Quelque 300 glaciers couvrent environ 10% de la surface de l’Islande et ces glaciers perdent environ 11 milliards de tonnes de glace par an. Avec cette perte de poids, la terre sous-jacente décompresse peu à peu. Les résultats de l’étude, à paraître dans un prochain numéro de la Geophysical Research Letter, montrent pour la première fois que « le rapide soulèvement actuel de la croûte islandaise est le résultat de la fonte accélérée des glaciers de l’île. »
Selon les chercheurs, le soulèvement coïncide avec le début de réchauffement climatique il y a une trentaine d’années. Ils ont d’abord utilisé la technologie GPS pour mesurer le soulèvement en 2006. Ils ont ensuite installé 62 stations GPS à travers l’Islande et ont regardé à quelle vitesse ces stations GPS se soulevaient à travers le temps. Ils ont été vraiment surpris par la vitesse à laquelle certains sites islandais se soulevaient. Non seulement les sites en Islande centrale et méridionale se soulevaient très rapidement, mais le déplacement s’accélérait d’année en année. Certains sites connaissaient une hausse atteignant 3,5 centimètres par an.

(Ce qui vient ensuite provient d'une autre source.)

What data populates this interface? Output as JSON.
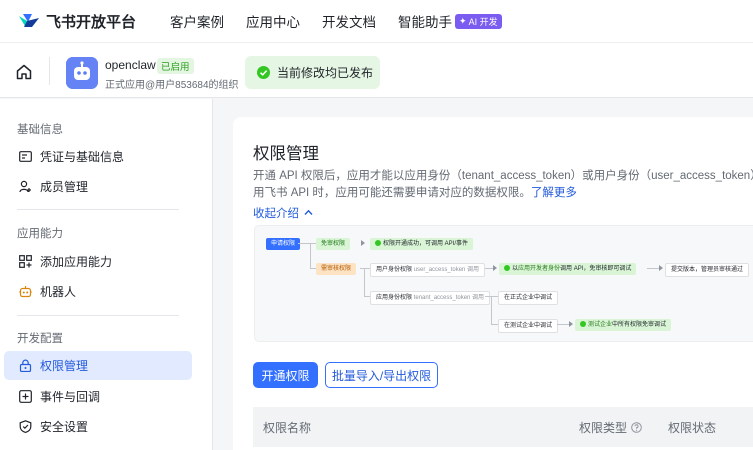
{
  "topnav": {
    "logo_text": "飞书开放平台",
    "items": [
      "客户案例",
      "应用中心",
      "开发文档",
      "智能助手"
    ],
    "ai_badge": "AI 开发"
  },
  "appbar": {
    "app_name": "openclaw",
    "app_status": "已启用",
    "app_desc": "正式应用@用户853684的组织",
    "publish_banner": "当前修改均已发布"
  },
  "sidebar": {
    "groups": [
      {
        "title": "基础信息",
        "items": [
          {
            "label": "凭证与基础信息",
            "icon": "id-card-icon"
          },
          {
            "label": "成员管理",
            "icon": "user-add-icon"
          }
        ]
      },
      {
        "title": "应用能力",
        "items": [
          {
            "label": "添加应用能力",
            "icon": "grid-plus-icon"
          },
          {
            "label": "机器人",
            "icon": "robot-icon"
          }
        ]
      },
      {
        "title": "开发配置",
        "items": [
          {
            "label": "权限管理",
            "icon": "lock-icon",
            "active": true
          },
          {
            "label": "事件与回调",
            "icon": "event-icon"
          },
          {
            "label": "安全设置",
            "icon": "shield-icon"
          }
        ]
      }
    ]
  },
  "main": {
    "title": "权限管理",
    "desc_line1": "开通 API 权限后，应用才能以应用身份（tenant_access_token）或用户身份（user_access_token）调",
    "desc_line2": "用飞书 API 时，应用可能还需要申请对应的数据权限。",
    "desc_link": "了解更多",
    "collapse_label": "收起介绍",
    "flow": {
      "apply": "申请权限",
      "exempt": "免审权限",
      "exempt_result": "权限开通成功，可调用 API/事件",
      "review": "需审核权限",
      "user_identity": "用户身份权限",
      "user_token": "user_access_token 调用",
      "user_result_pre": "以",
      "user_result_hl": "应用开发者身份",
      "user_result_post": "调用 API，免审核即可调试",
      "submit": "提交版本，管理员审核通过",
      "app_identity": "应用身份权限",
      "app_token": "tenant_access_token 调用",
      "prod_debug": "在正式企业中调试",
      "test_debug": "在测试企业中调试",
      "test_result_hl": "测试企业",
      "test_result_post": "中所有权限免审调试"
    },
    "btn_open": "开通权限",
    "btn_batch": "批量导入/导出权限",
    "table_headers": {
      "name": "权限名称",
      "type": "权限类型",
      "status": "权限状态"
    }
  },
  "colors": {
    "accent": "#3370ff",
    "success": "#34c724",
    "active_bg": "#e1eaff",
    "ai_badge": "#7b5cf0"
  }
}
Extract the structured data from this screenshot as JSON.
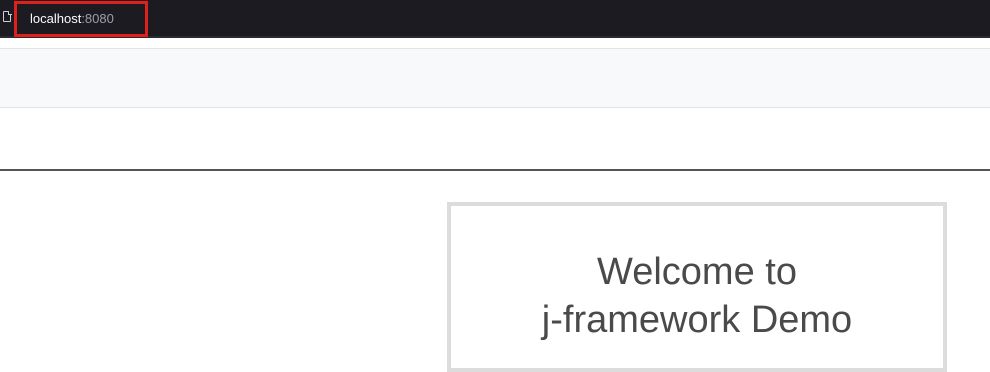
{
  "browser": {
    "url_host": "localhost",
    "url_port": ":8080"
  },
  "main": {
    "welcome_line1": "Welcome to",
    "welcome_line2": "j-framework Demo"
  },
  "colors": {
    "highlight": "#e0201d",
    "browser_bg": "#1c1b22"
  }
}
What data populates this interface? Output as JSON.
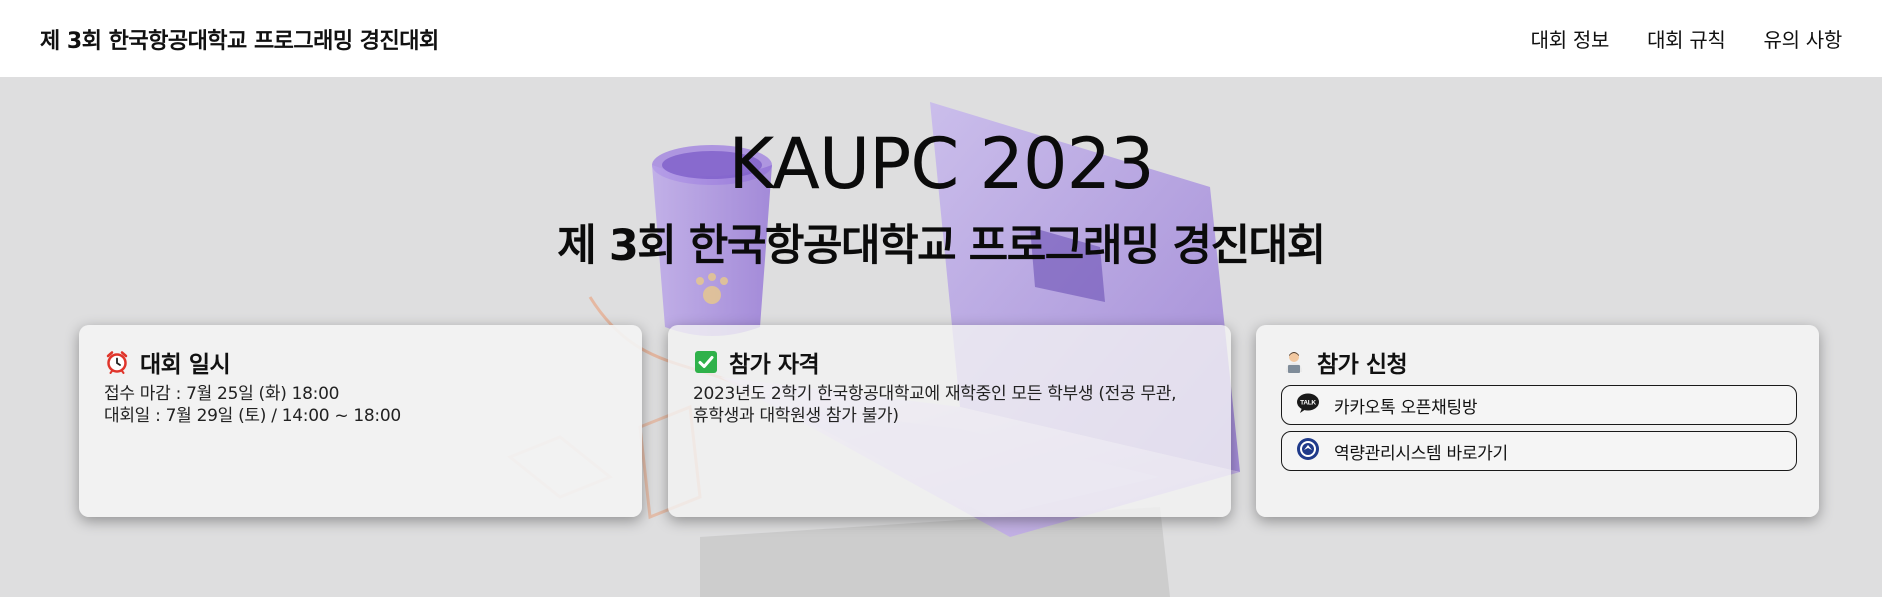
{
  "header": {
    "brand": "제 3회 한국항공대학교 프로그래밍 경진대회",
    "nav": [
      "대회 정보",
      "대회 규칙",
      "유의 사항"
    ]
  },
  "hero": {
    "title": "KAUPC 2023",
    "subtitle": "제 3회 한국항공대학교 프로그래밍 경진대회"
  },
  "cards": [
    {
      "icon": "alarm-clock-icon",
      "title": "대회 일시",
      "lines": [
        "접수 마감 : 7월 25일 (화) 18:00",
        "대회일 : 7월 29일 (토) / 14:00 ~ 18:00"
      ]
    },
    {
      "icon": "check-box-icon",
      "title": "참가 자격",
      "lines": [
        "2023년도 2학기 한국항공대학교에 재학중인 모든 학부생 (전공 무관,",
        "휴학생과 대학원생 참가 불가)"
      ]
    },
    {
      "icon": "technologist-icon",
      "title": "참가 신청",
      "links": [
        {
          "icon": "kakaotalk-icon",
          "label": "카카오톡 오픈채팅방",
          "badge": "TALK"
        },
        {
          "icon": "university-seal-icon",
          "label": "역량관리시스템 바로가기"
        }
      ]
    }
  ],
  "colors": {
    "hero_bg": "#dededf",
    "check_green": "#2fb14a",
    "alarm_red": "#e0352b",
    "laptop_purple": "#9a7ad8"
  }
}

Le résultat de cette étude est important car des recherches précédentes ont montré une correspondance directe en Islande entre ce soulèvement de la croûte et l’activité volcanique. En effet, au fur et à mesure que les glaciers fondent, la pression exercée sur les roches sous-jacentes diminue. Des roches à très hautes températures peuvent demeurer dans leur phase solide si la pression est suffisamment élevée. Quand la pression diminue, leur température de fusion fait de même. La charge qui pèse sur le réservoir magmatique se trouve alors allégée et les forces qui s’exercent sur lui se relâchent, provoquant des éruptions. Cependant, rien ne prouve qu’il existe un lien entre l’éruption de l’Eyjafjallajökull en 2010 ou l’éruption dans Holuhraun et le soulèvement de la croûte terrestre en Islande.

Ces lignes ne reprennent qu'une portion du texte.